FDA director urges EPA to regulate ethylene oxide

Less than a month after the FDA claimed jurisdiction in regulating ethylene oxide emissions at medical device sterilization facilities, an FDA director is now urging the U.S. Environmental Protection Agency to issue emissions limits on the chemical, which is used to sterilize most of the country's medical devices. 

The two agencies have struggled for months to address growing concern over ethylene oxide, which some fear can cause cancer and damage the environment. 

The EPA has pushed for regulations to reduce ethylene oxide emissions, but the FDA has warned that regulations could cause some sterilization facilities to close, which could cause shortages of critical medical devices since there isn't an alternative sterilization method.

The EPA released a draft version of proposed rulemaking in January asking medical sterilization facilities to use lower volumes of ethylene oxide.
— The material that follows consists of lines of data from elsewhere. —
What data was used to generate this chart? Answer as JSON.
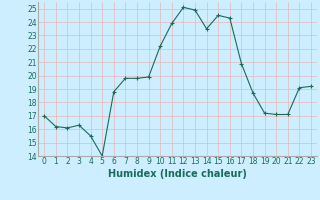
{
  "x": [
    0,
    1,
    2,
    3,
    4,
    5,
    6,
    7,
    8,
    9,
    10,
    11,
    12,
    13,
    14,
    15,
    16,
    17,
    18,
    19,
    20,
    21,
    22,
    23
  ],
  "y": [
    17,
    16.2,
    16.1,
    16.3,
    15.5,
    14.0,
    18.8,
    19.8,
    19.8,
    19.9,
    22.2,
    23.9,
    25.1,
    24.9,
    23.5,
    24.5,
    24.3,
    20.9,
    18.7,
    17.2,
    17.1,
    17.1,
    19.1,
    19.2
  ],
  "line_color": "#1a6b5a",
  "marker": "+",
  "marker_size": 3,
  "marker_color": "#1a6b5a",
  "bg_color": "#cceeff",
  "grid_color": "#e8b8b8",
  "xlabel": "Humidex (Indice chaleur)",
  "ylim": [
    14,
    25.5
  ],
  "xlim": [
    -0.5,
    23.5
  ],
  "yticks": [
    14,
    15,
    16,
    17,
    18,
    19,
    20,
    21,
    22,
    23,
    24,
    25
  ],
  "xticks": [
    0,
    1,
    2,
    3,
    4,
    5,
    6,
    7,
    8,
    9,
    10,
    11,
    12,
    13,
    14,
    15,
    16,
    17,
    18,
    19,
    20,
    21,
    22,
    23
  ],
  "xtick_labels": [
    "0",
    "1",
    "2",
    "3",
    "4",
    "5",
    "6",
    "7",
    "8",
    "9",
    "10",
    "11",
    "12",
    "13",
    "14",
    "15",
    "16",
    "17",
    "18",
    "19",
    "20",
    "21",
    "22",
    "23"
  ],
  "tick_fontsize": 5.5,
  "xlabel_fontsize": 7
}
But the FDA claimed jurisdiction over ethylene oxide use in sterilization facilities, and the EPA subsequently removed the request from the proposal. 

Now, Jeff Shuren, MD, director of the FDA's Center for Devices and Radiological Health, is encouraging the EPA to issue emissions limits on ethylene oxide. 

"We recognize the critical role that EPA plays in regulating ethylene oxide to protect human health and the environment. EPA should establish EtO emissions limits based on the levels necessary to protect human health and the environment from EtO toxicity," Dr. Shuren wrote in a letter to the EPA. 

Dr. Shuren added, "If a facility is unable to meet EPA emissions limits and its inability to do so could lead to product availability concerns, FDA will work with the facility and other entities in the supply chain to mitigate these concerns."